‘I have fought the good fight, I have finished the race, I have kept the faith’ (2 Timothy 4:7)
2016 saw the death of many prominent people - one being Helen Roseveare.
A Cambridge graduate in medicine, Helen felt called to work as a Christian missionary.
In mid-March of 1953, she arrived in what was then Belgian Congo where she later
founded a training school for nurses. In 1955, she was transferred to run an abandoned maternity and leprosy centre, with no other medical help for 150 miles.
She was the doctor, but also project manager, brick-layer, mechanic, nurse, mid-wife and evangelist.
Congo became independent; civil war broke out; one day rebel soldiers turned up. They destroyed the medical facilities, and imprisoned Helen. She describes what happened after she tried to escape:
“They found me, dragged me to my feet, struck me over head and shoulders, flung me on the ground, kicked me - the sickening searing pain of a broken tooth, a mouth full of sticky blood, my glasses gone.
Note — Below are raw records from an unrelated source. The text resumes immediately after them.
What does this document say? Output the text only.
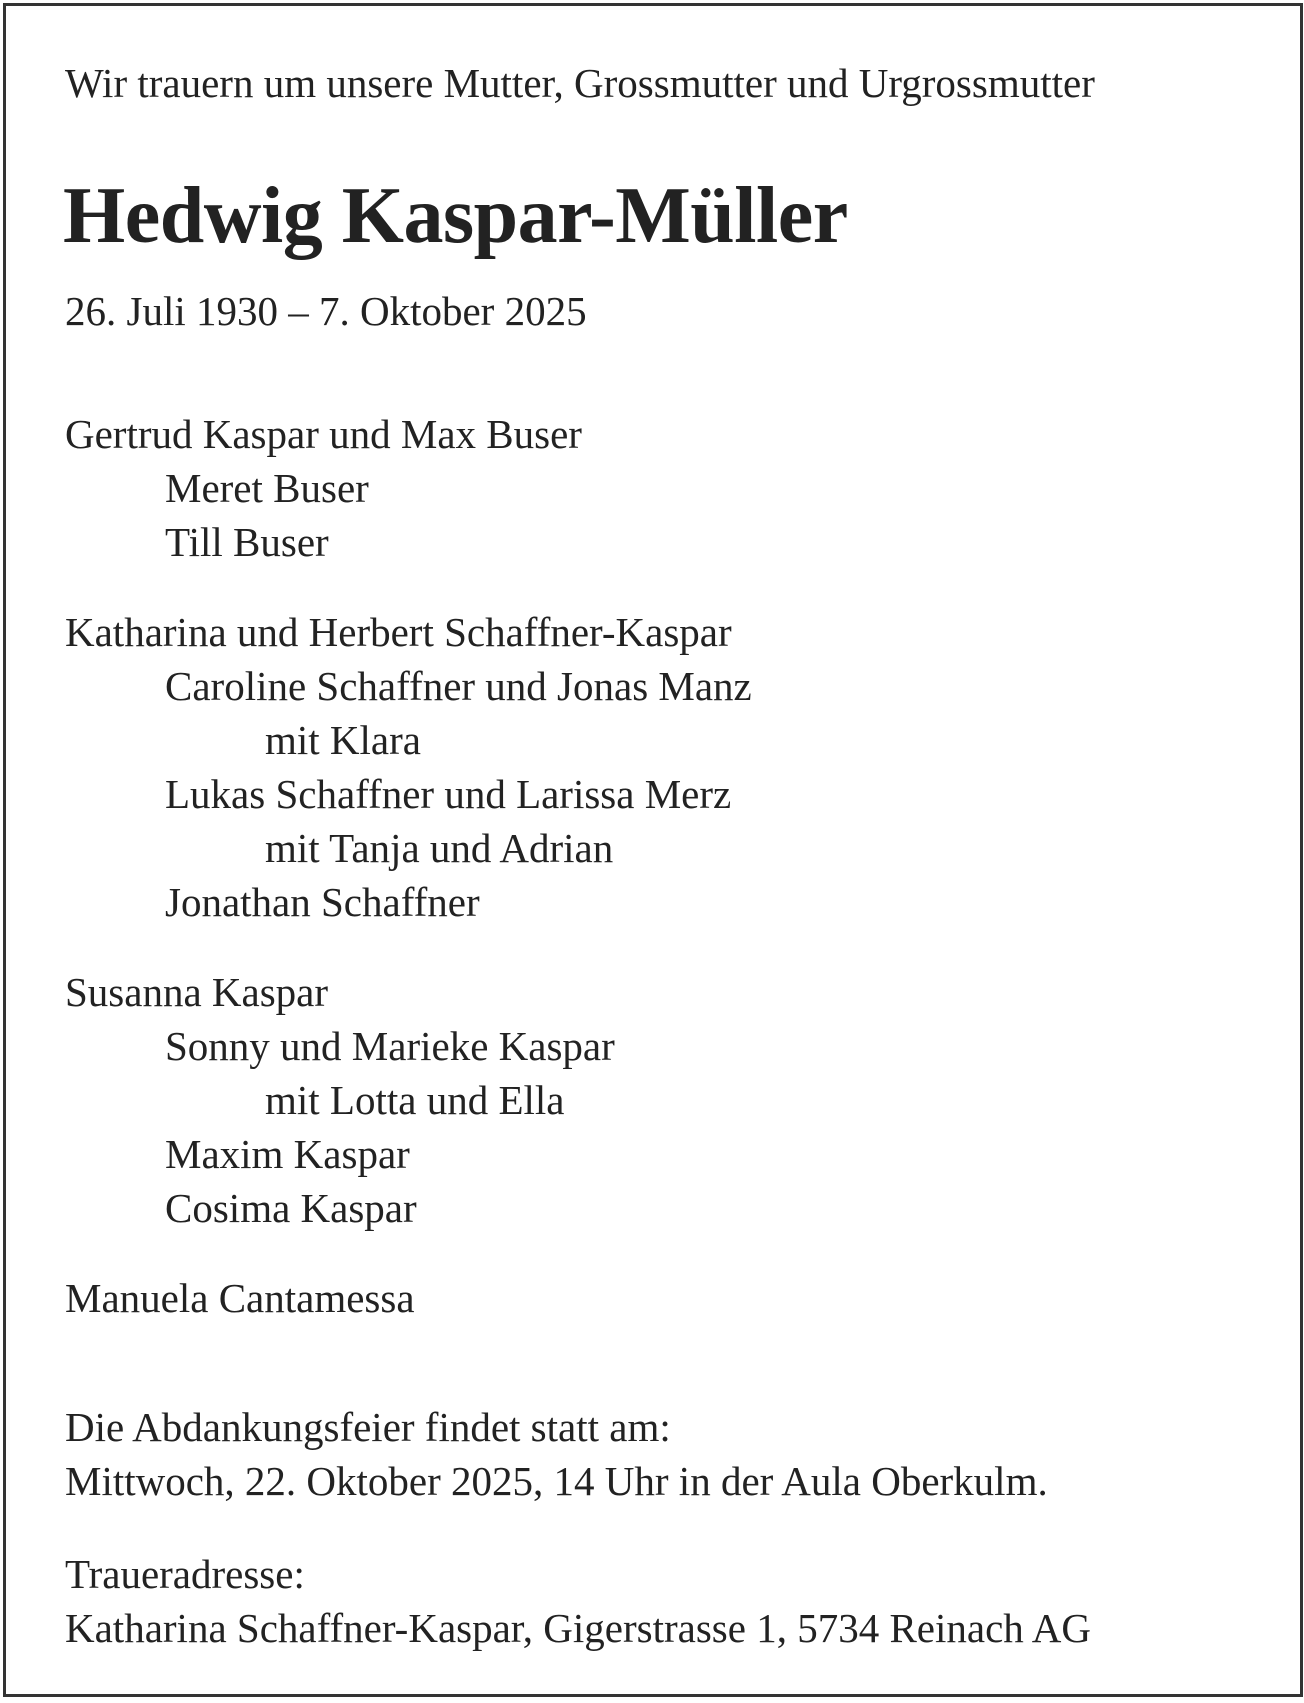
Wir trauern um unsere Mutter, Grossmutter und Urgrossmutter
Hedwig Kaspar-Müller
26. Juli 1930 – 7. Oktober 2025
Gertrud Kaspar und Max Buser
Meret Buser
Till Buser
Katharina und Herbert Schaffner-Kaspar
Caroline Schaffner und Jonas Manz
mit Klara
Lukas Schaffner und Larissa Merz
mit Tanja und Adrian
Jonathan Schaffner
Susanna Kaspar
Sonny und Marieke Kaspar
mit Lotta und Ella
Maxim Kaspar
Cosima Kaspar
Manuela Cantamessa
Die Abdankungsfeier findet statt am:
Mittwoch, 22. Oktober 2025, 14 Uhr in der Aula Oberkulm.
Traueradresse:
Katharina Schaffner-Kaspar, Gigerstrasse 1, 5734 Reinach AG
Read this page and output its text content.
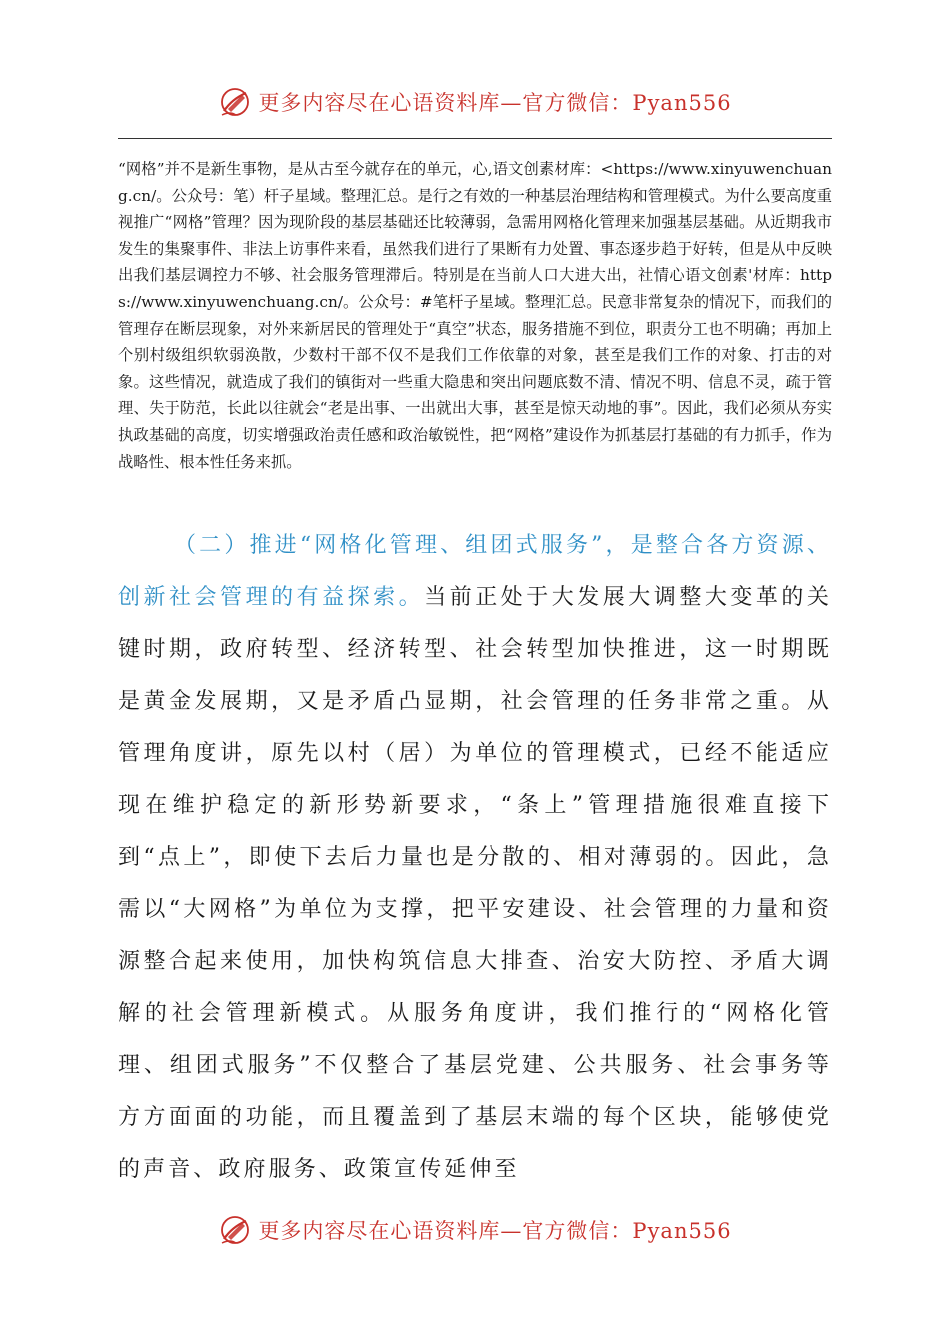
更多内容尽在心语资料库—官方微信：Pyan556

“网格”并不是新生事物，是从古至今就存在的单元，心,语文创素材库：<https://www.xinyuwenchuang.cn/。公众号：笔）杆子星域。整理汇总。是行之有效的一种基层治理结构和管理模式。为什么要高度重视推广“网格”管理？因为现阶段的基层基础还比较薄弱，急需用网格化管理来加强基层基础。从近期我市发生的集聚事件、非法上访事件来看，虽然我们进行了果断有力处置、事态逐步趋于好转，但是从中反映出我们基层调控力不够、社会服务管理滞后。特别是在当前人口大进大出，社情心语文创素'材库：https://www.xinyuwenchuang.cn/。公众号：#笔杆子星域。整理汇总。民意非常复杂的情况下，而我们的管理存在断层现象，对外来新居民的管理处于“真空”状态，服务措施不到位，职责分工也不明确；再加上个别村级组织软弱涣散，少数村干部不仅不是我们工作依靠的对象，甚至是我们工作的对象、打击的对象。这些情况，就造成了我们的镇街对一些重大隐患和突出问题底数不清、情况不明、信息不灵，疏于管理、失于防范，长此以往就会“老是出事、一出就出大事，甚至是惊天动地的事”。因此，我们必须从夯实执政基础的高度，切实增强政治责任感和政治敏锐性，把“网格”建设作为抓基层打基础的有力抓手，作为战略性、根本性任务来抓。

（二）推进“网格化管理、组团式服务”，是整合各方资源、创新社会管理的有益探索。当前正处于大发展大调整大变革的关键时期，政府转型、经济转型、社会转型加快推进，这一时期既是黄金发展期，又是矛盾凸显期，社会管理的任务非常之重。从管理角度讲，原先以村（居）为单位的管理模式，已经不能适应现在维护稳定的新形势新要求，“条上”管理措施很难直接下到“点上”，即使下去后力量也是分散的、相对薄弱的。因此，急需以“大网格”为单位为支撑，把平安建设、社会管理的力量和资源整合起来使用，加快构筑信息大排查、治安大防控、矛盾大调解的社会管理新模式。从服务角度讲，我们推行的“网格化管理、组团式服务”不仅整合了基层党建、公共服务、社会事务等方方面面的功能，而且覆盖到了基层末端的每个区块，能够使党的声音、政府服务、政策宣传延伸至

更多内容尽在心语资料库—官方微信：Pyan556
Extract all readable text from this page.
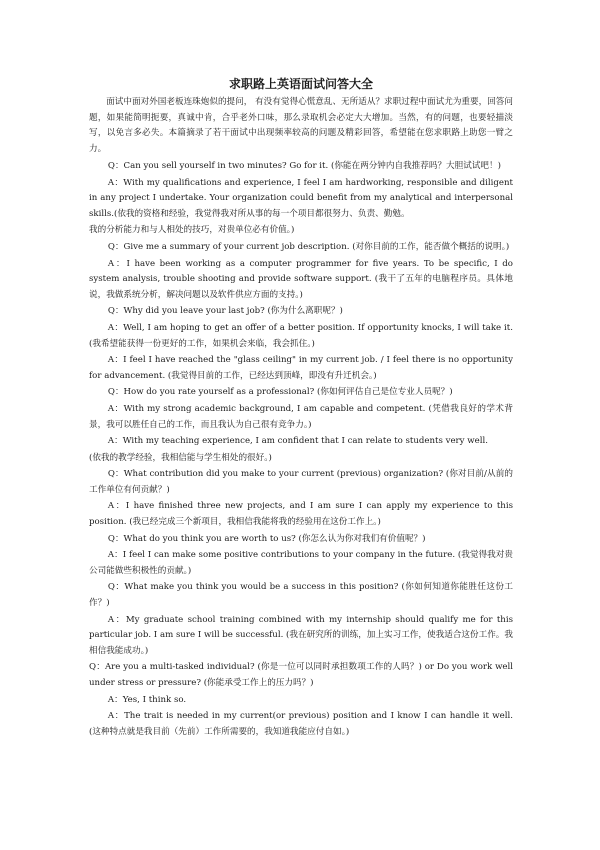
求职路上英语面试问答大全

面试中面对外国老板连珠炮似的提问， 有没有觉得心慌意乱、无所适从？求职过程中面试尤为重要，回答问题，如果能简明扼要，真诚中肯，合乎老外口味，那么录取机会必定大大增加。当然，有的问题，也要轻描淡写，以免言多必失。本篇摘录了若干面试中出现频率较高的问题及精彩回答，希望能在您求职路上助您一臂之力。

Q：Can you sell yourself in two minutes? Go for it. (你能在两分钟内自我推荐吗？大胆试试吧！)

A：With my qualifications and experience, I feel I am hardworking, responsible and diligent in any project I undertake. Your organization could benefit from my analytical and interpersonal skills.(依我的资格和经验，我觉得我对所从事的每一个项目都很努力、负责、勤勉。

我的分析能力和与人相处的技巧，对贵单位必有价值。)

Q：Give me a summary of your current job description. (对你目前的工作，能否做个概括的说明。)

A：I have been working as a computer programmer for five years. To be specific, I do system analysis, trouble shooting and provide software support. (我干了五年的电脑程序员。具体地说，我做系统分析，解决问题以及软件供应方面的支持。)

Q：Why did you leave your last job? (你为什么离职呢？)

A：Well, I am hoping to get an offer of a better position. If opportunity knocks, I will take it. (我希望能获得一份更好的工作，如果机会来临，我会抓住。)

A：I feel I have reached the "glass ceiling" in my current job. / I feel there is no opportunity for advancement. (我觉得目前的工作，已经达到顶峰，即没有升迁机会。)

Q：How do you rate yourself as a professional? (你如何评估自己是位专业人员呢？)

A：With my strong academic background, I am capable and competent. (凭借我良好的学术背景，我可以胜任自己的工作，而且我认为自己很有竞争力。)

A：With my teaching experience, I am confident that I can relate to students very well.

(依我的教学经验，我相信能与学生相处的很好。)

Q：What contribution did you make to your current (previous) organization? (你对目前/从前的工作单位有何贡献？)

A：I have finished three new projects, and I am sure I can apply my experience to this position. (我已经完成三个新项目，我相信我能将我的经验用在这份工作上。)

Q：What do you think you are worth to us? (你怎么认为你对我们有价值呢？)

A：I feel I can make some positive contributions to your company in the future. (我觉得我对贵公司能做些积极性的贡献。)

Q：What make you think you would be a success in this position? (你如何知道你能胜任这份工作？)

A：My graduate school training combined with my internship should qualify me for this particular job. I am sure I will be successful. (我在研究所的训练，加上实习工作，使我适合这份工作。我相信我能成功。)

Q：Are you a multi-tasked individual? (你是一位可以同时承担数项工作的人吗？) or Do you work well under stress or pressure? (你能承受工作上的压力吗？)

A：Yes, I think so.

A：The trait is needed in my current(or previous) position and I know I can handle it well. (这种特点就是我目前（先前）工作所需要的，我知道我能应付自如。)
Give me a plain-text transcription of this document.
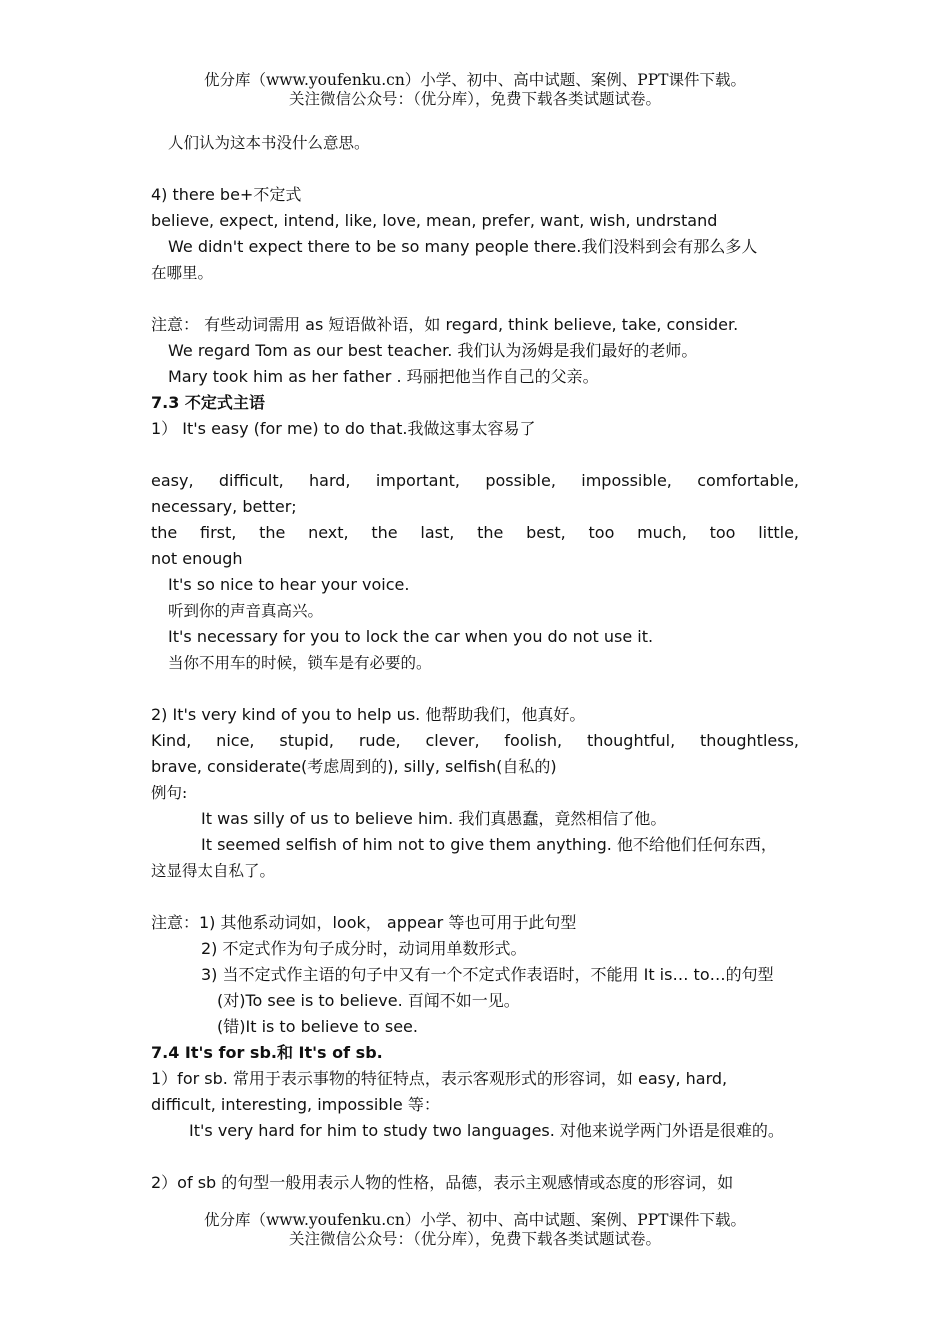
优分库（www.youfenku.cn）小学、初中、高中试题、案例、PPT课件下载。
关注微信公众号：（优分库），免费下载各类试题试卷。
人们认为这本书没什么意思。
4) there be+不定式
believe, expect, intend, like, love, mean, prefer, want, wish, undrstand
We didn't expect there to be so many people there.我们没料到会有那么多人
在哪里。
注意： 有些动词需用 as 短语做补语，如 regard, think believe, take, consider.
We regard Tom as our best teacher. 我们认为汤姆是我们最好的老师。
Mary took him as her father . 玛丽把他当作自己的父亲。
7.3 不定式主语
1） It's easy (for me) to do that.我做这事太容易了
easy, difficult, hard, important, possible, impossible, comfortable,
necessary, better;
the first, the next, the last, the best, too much, too little,
not enough
It's so nice to hear your voice.
听到你的声音真高兴。
It's necessary for you to lock the car when you do not use it.
当你不用车的时候，锁车是有必要的。
2) It's very kind of you to help us. 他帮助我们，他真好。
Kind, nice, stupid, rude, clever, foolish, thoughtful, thoughtless,
brave, considerate(考虑周到的), silly, selfish(自私的)
例句:
It was silly of us to believe him. 我们真愚蠢，竟然相信了他。
It seemed selfish of him not to give them anything. 他不给他们任何东西，
这显得太自私了。
注意：1) 其他系动词如，look， appear 等也可用于此句型
2) 不定式作为句子成分时，动词用单数形式。
3) 当不定式作主语的句子中又有一个不定式作表语时，不能用 It is… to…的句型
(对)To see is to believe. 百闻不如一见。
(错)It is to believe to see.
7.4 It's for sb.和 It's of sb.
1）for sb. 常用于表示事物的特征特点，表示客观形式的形容词，如 easy, hard,
difficult, interesting, impossible 等：
It's very hard for him to study two languages. 对他来说学两门外语是很难的。
2）of sb 的句型一般用表示人物的性格，品德，表示主观感情或态度的形容词，如
优分库（www.youfenku.cn）小学、初中、高中试题、案例、PPT课件下载。
关注微信公众号：（优分库），免费下载各类试题试卷。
Beyond sense, numb with horror and unknown fear.”
On October 29, 1964, Helen was brutally raped.
She later pointed to God’s goodness despite this great evil: “Through the brutal heart-breaking experience, God met with me with outstretched arms of love. He was so utterly there, so totally understanding, and suddenly I knew that His love was unutterably sufficient.”
After five months, she was liberated, but in March 1966 was back, establishing yet another medical centre.
She counted it a privilege to suffer for her Lord. She died on December 7, 2016, aged 91. She had finished the race.